Shortlisted for the Orange Prize, but that doesn't guarantee anything: I found it rather disappointing, a cross between the creative language (well, idiom and dialect) of True History of the Kelly Gang and the tortuous moral windings of The Crimson Petal and the White.
Bessy, the narrator, finds herself employed as a maid at Castle Haivers -- disappointingly, not a castle at all but a mansion house -- on the strength of her literacy: she read the sign and asked where the castle might be. The master of the house is currently absent, and the household is run by Mrs Arabella Reid, who has some strange ideas about maidservants and their place in life. Bessy is asked to keep a journal; to sit and stand, sit and stand, over and over; and, most perplexingly, 'What are you thinking of?' "What a thing to say," says Bessy. "In my entire life, no-body had ever asked me such a question."
Perhaps it's that lack of interest from the outside world that keeps Bessy close-mouthed even in her thoughts. Only gradually -- and via her discovery of Mrs Reid's Observations on the Habits and Nature of the Domestic Class in My Time, a series of psycho-social profiles of the maids who've worked for the Reids before -- does Bessy's past come to light. 'A Low Prostitute', as Mrs Reid has it and as we maybe should have guessed from the yellow silk dress she was wearing on the road, that attracted such attention from the vexingly-dialogued Hector. ("I fwhill be coming with you, hand you can be making me dinner.
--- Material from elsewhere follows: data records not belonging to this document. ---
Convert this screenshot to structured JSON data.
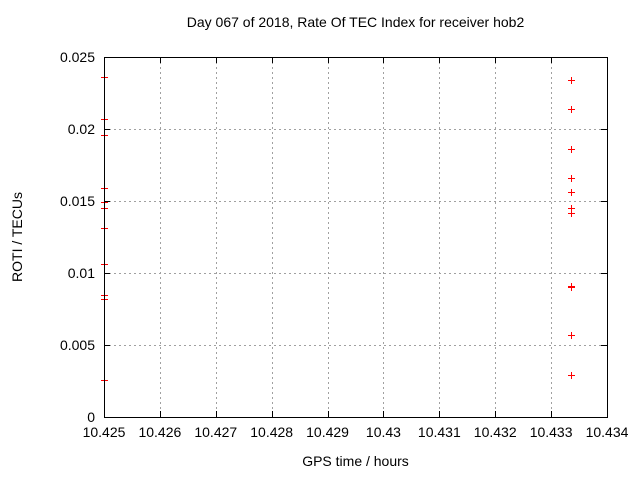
{
  "chart_data": {
    "type": "scatter",
    "title": "Day 067 of 2018, Rate Of TEC Index for receiver hob2",
    "xlabel": "GPS time / hours",
    "ylabel": "ROTI / TECUs",
    "xlim": [
      10.425,
      10.434
    ],
    "ylim": [
      0,
      0.025
    ],
    "xticks": {
      "values": [
        10.425,
        10.426,
        10.427,
        10.428,
        10.429,
        10.43,
        10.431,
        10.432,
        10.433,
        10.434
      ],
      "labels": [
        "10.425",
        "10.426",
        "10.427",
        "10.428",
        "10.429",
        "10.43",
        "10.431",
        "10.432",
        "10.433",
        "10.434"
      ]
    },
    "yticks": {
      "values": [
        0,
        0.005,
        0.01,
        0.015,
        0.02,
        0.025
      ],
      "labels": [
        "0",
        "0.005",
        "0.01",
        "0.015",
        "0.02",
        "0.025"
      ]
    },
    "grid": "dotted",
    "legend_position": "none",
    "colors": {
      "marker": "#ff0000",
      "grid": "#a0a0a0",
      "axis": "#000000",
      "background": "#ffffff"
    },
    "series": [
      {
        "name": "ROTI",
        "marker": "plus",
        "color": "#ff0000",
        "points": [
          [
            10.425,
            0.0236
          ],
          [
            10.425,
            0.0207
          ],
          [
            10.425,
            0.0196
          ],
          [
            10.425,
            0.0159
          ],
          [
            10.425,
            0.0149
          ],
          [
            10.425,
            0.0145
          ],
          [
            10.425,
            0.0131
          ],
          [
            10.425,
            0.0106
          ],
          [
            10.425,
            0.0085
          ],
          [
            10.425,
            0.0082
          ],
          [
            10.425,
            0.0026
          ],
          [
            10.43335,
            0.0234
          ],
          [
            10.43335,
            0.0214
          ],
          [
            10.43335,
            0.0186
          ],
          [
            10.43335,
            0.0166
          ],
          [
            10.43335,
            0.0156
          ],
          [
            10.43335,
            0.0145
          ],
          [
            10.43335,
            0.0142
          ],
          [
            10.43335,
            0.0091
          ],
          [
            10.43335,
            0.009
          ],
          [
            10.43335,
            0.0057
          ],
          [
            10.43335,
            0.0029
          ]
        ]
      }
    ]
  }
}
Hand hafterwards fwhee can be making a baby.")
Anyway, Bessy's not used to the role of maidservant, and when she finds that Mrs Reid's discovered her past, and that she's being unfavourably compared to Nora, a previous maid who died under mysterious circumstances ... well, any girl of spirit would want her revenge. SO Bessy sets out to construct a Victorian ghost story ...
Bessy's past, though she's tried to leave it behind her, creeps insidiously into her present. There are hints of inappropriate attraction, relapses ... and the reappearance of her mother, drawn by a ballad that Bessy composed and which has been published by a local gentleman under his own name. And there's Nora's ghost, not the glove-moving and message-leaving presence that Bessy engineers, but the shadow of a sweet and gentle girl who met an undeserved fate.
All comes out neatly in the end, with reversed roles, innocent crimes, unwed mothers, guilty consciences, disbelieved truths and lies with far-reaching effects. And the prose is very readable: Bessy has a colourful turn of phrase and a distinctive voice. It's hard to say why I didn't enjoy this book as much as I'd expected. Perhaps it's simply that I didn't like any of the characters. Perhaps that neat ending rings a little false, with some loose ends -- mostly the men, who Bessy has little time for and one can see her point -- left to fray.